O Governo de Mato Grosso instituiu uma Comissão Executiva e uma equipe técnica para implantar a Central de Regulação de Vagas Prisionais (CRV) no Estado. A medida foi oficializada por meio de portaria conjunta publicada no Diário Oficial e prevê a atuação integrada entre o Poder Executivo e o Poder Judiciário.
A iniciativa tem como principal objetivo organizar a distribuição de vagas no sistema penitenciário, que enfrenta um cenário de superlotação, além de alinhar a gestão às diretrizes nacionais de execução penal estabelecidas pelo Conselho Nacional de Justiça e pela Secretaria Nacional de Políticas Penais.
O projeto também segue parâmetros definidos pelo Supremo Tribunal Federal no julgamento da ADPF 347, que reconheceu a existência de violações estruturais no sistema carcerário brasileiro. A criação da central integra as ações do Plano Pena Justa, voltado ao enfrentamento do chamado “estado de coisas inconstitucional” nas prisões.
Gestão integrada
A Comissão Executiva será responsável por coordenar a implantação da CRV, com a elaboração de diagnósticos sobre a realidade prisional, definição de estratégias para unidades superlotadas e articulação com órgãos como o Tribunal de Justiça de Mato Grosso e o Grupo de Monitoramento e Fiscalização (GMF).
Entre as atribuições estão o acompanhamento de relatórios técnicos, apoio a mutirões carcerários, articulação com magistrados e a divulgação de dados sobre a população prisional. A proposta é garantir uma ocupação mais equilibrada e compatível com a capacidade das unidades.
Monitoramento e dados
Uma equipe técnica multidisciplinar dará suporte operacional ao sistema.
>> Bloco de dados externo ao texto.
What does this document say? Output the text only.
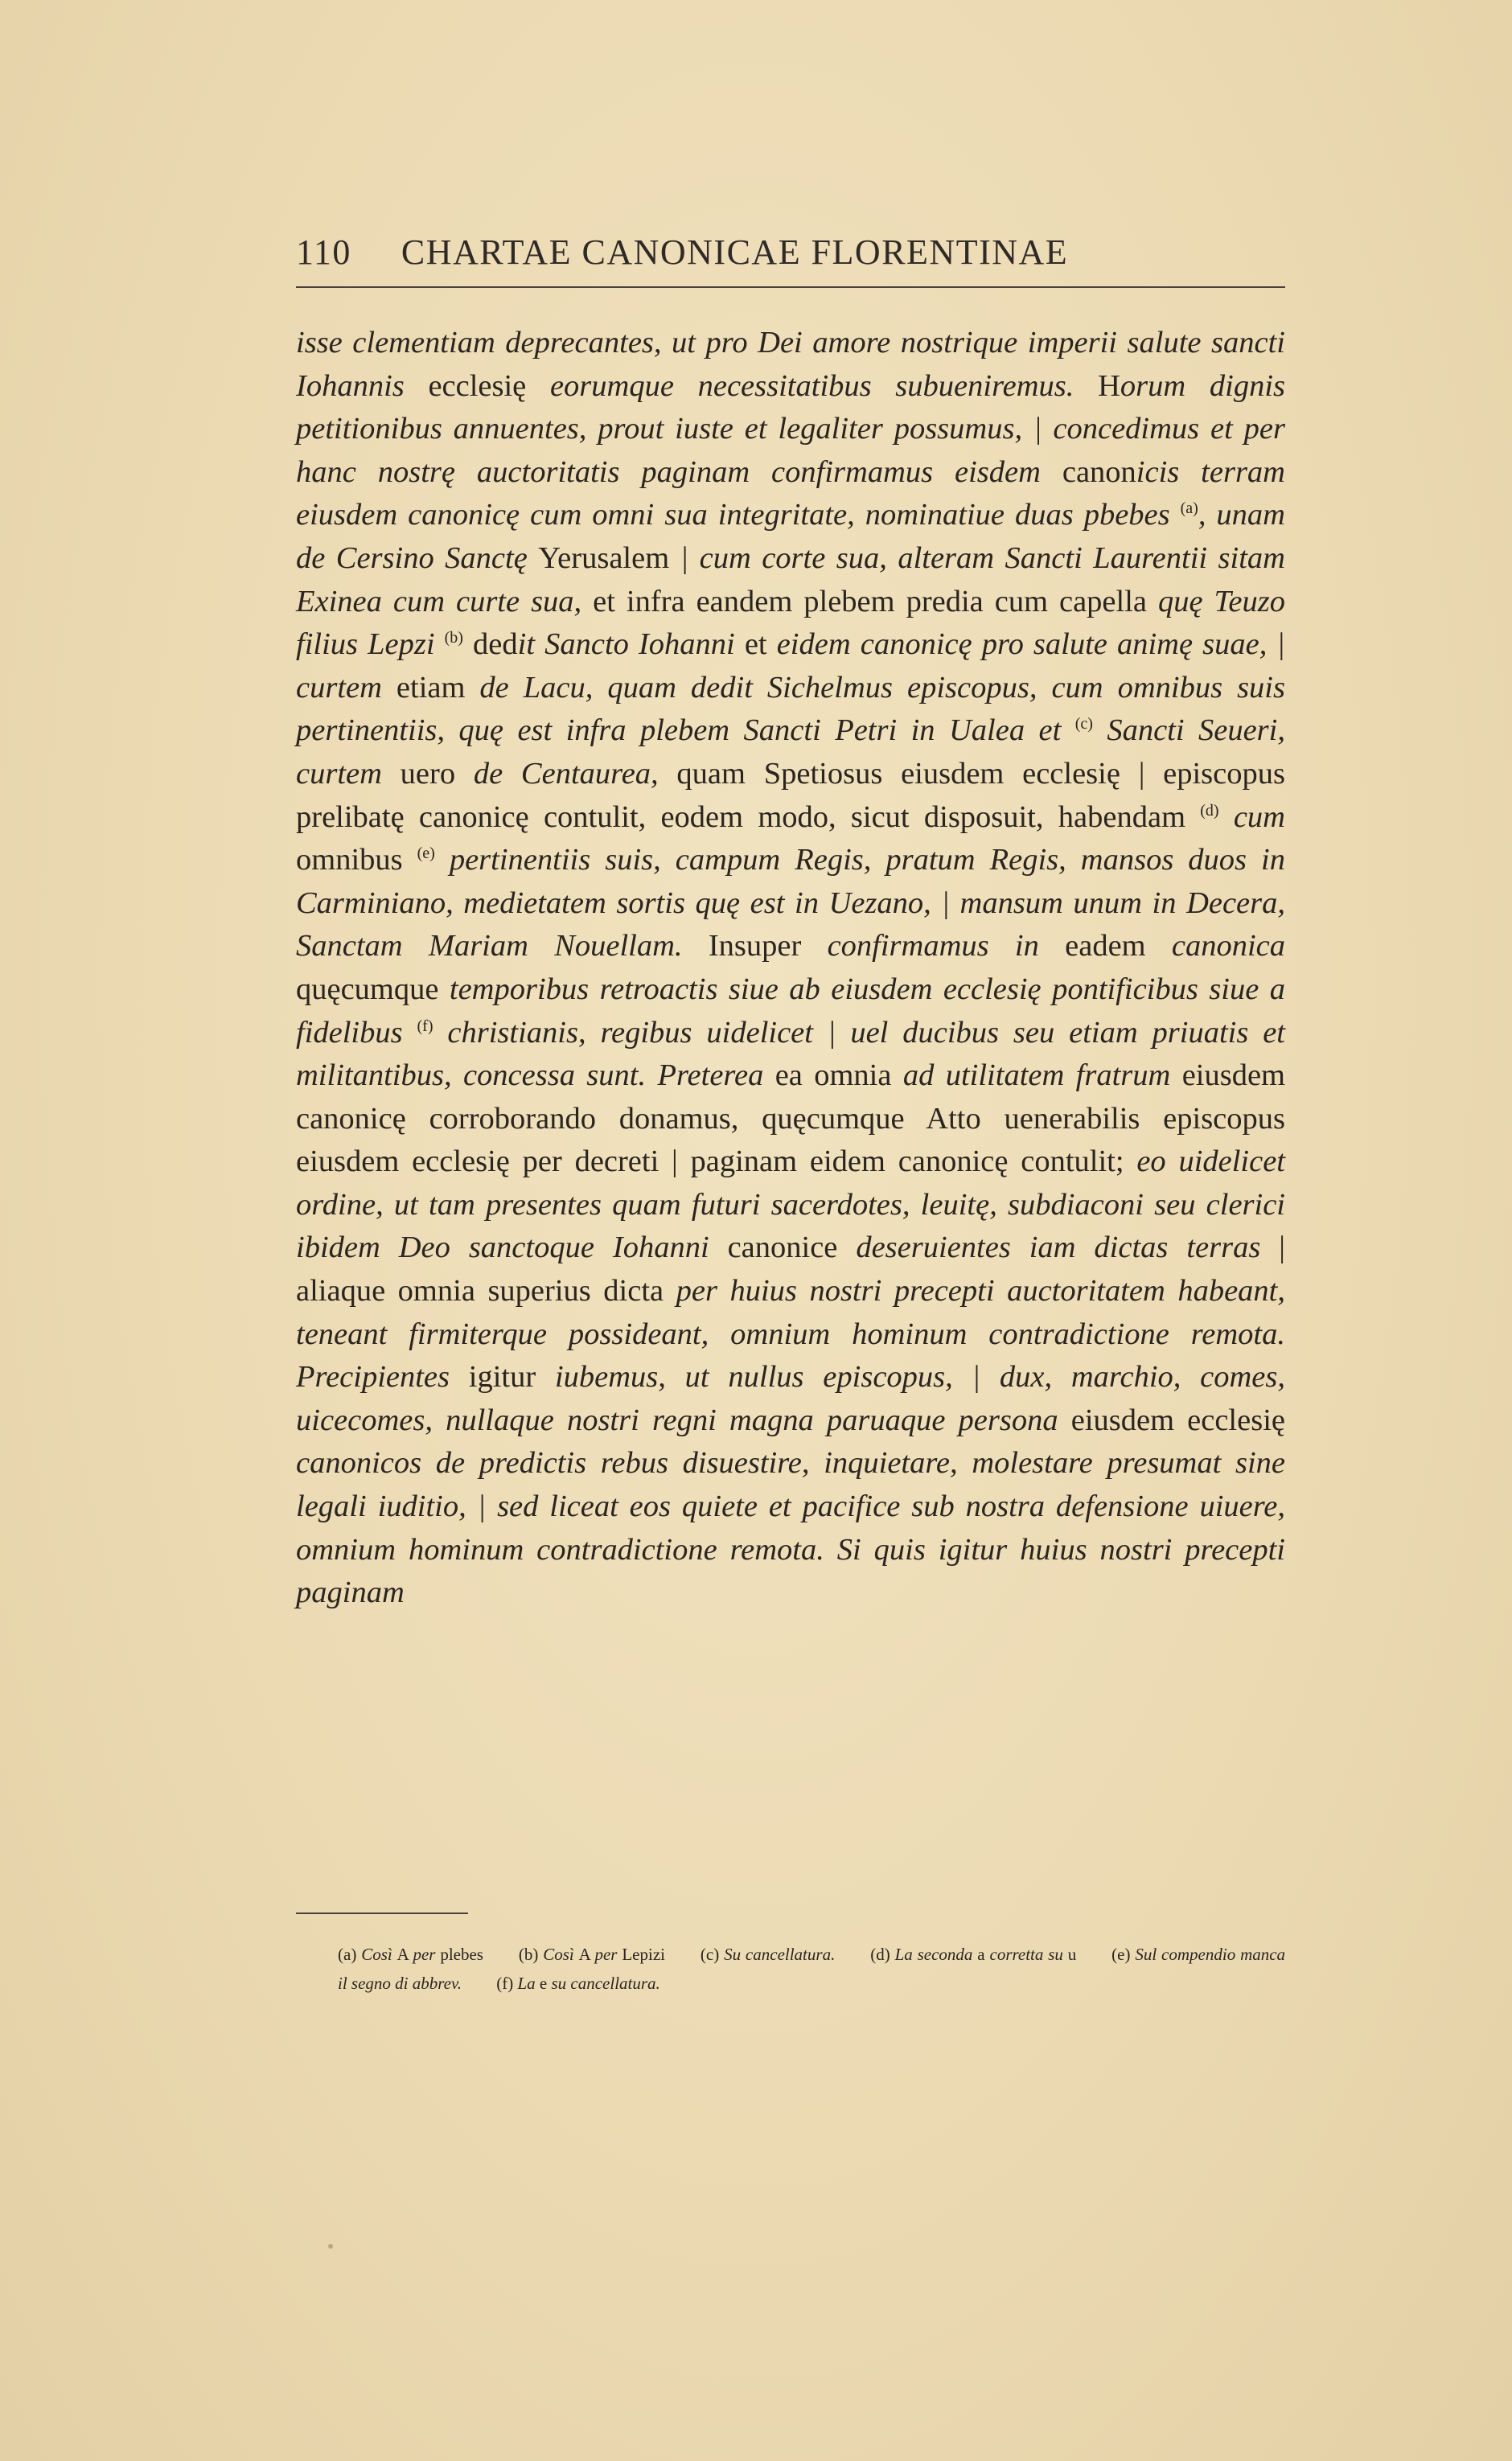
110 CHARTAE CANONICAE FLORENTINAE

isse clementiam deprecantes, ut pro Dei amore nostrique imperii salute sancti Iohannis ecclesię eorumque necessitatibus subueniremus. Horum dignis petitionibus annuentes, prout iuste et legaliter possumus, | concedimus et per hanc nostrę auctoritatis paginam confirmamus eisdem canonicis terram eiusdem canonicę cum omni sua integritate, nominatiue duas pbebes $^{(a)}$, unam de Cersino Sanctę Yerusalem | cum corte sua, alteram Sancti Laurentii sitam Exinea cum curte sua, et infra eandem plebem predia cum capella quę Teuzo filius Lepzi $^{(b)}$ dedit Sancto Iohanni et eidem canonicę pro salute animę suae, | curtem etiam de Lacu, quam dedit Sichelmus episcopus, cum omnibus suis pertinentiis, quę est infra plebem Sancti Petri in Ualea et $^{(c)}$ Sancti Seueri, curtem uero de Centaurea, quam Spetiosus eiusdem ecclesię | episcopus prelibatę canonicę contulit, eodem modo, sicut disposuit, habendam $^{(d)}$ cum omnibus $^{(e)}$ pertinentiis suis, campum Regis, pratum Regis, mansos duos in Carminiano, medietatem sortis quę est in Uezano, | mansum unum in Decera, Sanctam Mariam Nouellam. Insuper confirmamus in eadem canonica quęcumque temporibus retroactis siue ab eiusdem ecclesię pontificibus siue a fidelibus $^{(f)}$ christianis, regibus uidelicet | uel ducibus seu etiam priuatis et militantibus, concessa sunt. Preterea ea omnia ad utilitatem fratrum eiusdem canonicę corroborando donamus, quęcumque Atto uenerabilis episcopus eiusdem ecclesię per decreti | paginam eidem canonicę contulit; eo uidelicet ordine, ut tam presentes quam futuri sacerdotes, leuitę, subdiaconi seu clerici ibidem Deo sanctoque Iohanni canonice deseruientes iam dictas terras | aliaque omnia superius dicta per huius nostri precepti auctoritatem habeant, teneant firmiterque possideant, omnium hominum contradictione remota. Precipientes igitur iubemus, ut nullus episcopus, | dux, marchio, comes, uicecomes, nullaque nostri regni magna paruaque persona eiusdem ecclesię canonicos de predictis rebus disuestire, inquietare, molestare presumat sine legali iuditio, | sed liceat eos quiete et pacifice sub nostra defensione uiuere, omnium hominum contradictione remota. Si quis igitur huius nostri precepti paginam

(a) Così A per plebes (b) Così A per Lepizi (c) Su cancellatura. (d) La seconda a corretta su u (e) Sul compendio manca il segno di abbrev. (f) La e su cancellatura.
O grupo será responsável por mapear vagas disponíveis, monitorar unidades acima da capacidade e identificar presos provisórios sem revisão judicial há mais de 90 dias.
Também caberá à equipe tratar dados do sistema prisional, apoiar ferramentas tecnológicas, auxiliar magistrados e revisar indicadores de monitoramento. O trabalho inclui ainda o apoio ao zoneamento penitenciário, buscando manter detentos próximos de suas famílias e identificar pessoas em situação de vulnerabilidade.
Cenário de pressão
A criação da nova estrutura ocorre em meio a um cenário considerado crítico no sistema prisional mato-grossense. Inspeções do Judiciário apontam superlotação, falhas estruturais e condições degradantes em diversas unidades.
Relatórios também registram denúncias de violência institucional, atendimento médico inadequado e problemas como alimentação insuficiente, fornecimento irregular de água e falta de assistência à saúde. Em algumas unidades, o número de detentos ultrapassa significativamente a capacidade, com presos mantidos em condições insalubres.
Diante desse contexto, o Judiciário aponta que os problemas são estruturais e recorrentes, com necessidade de medidas emergenciais.
A portaria que cria a Central de Regulação de Vagas Prisionais já está em vigor e marca uma nova etapa na tentativa de reorganizar o sistema penitenciário de Mato Grosso, com base em dados, integração institucional e critérios técnicos.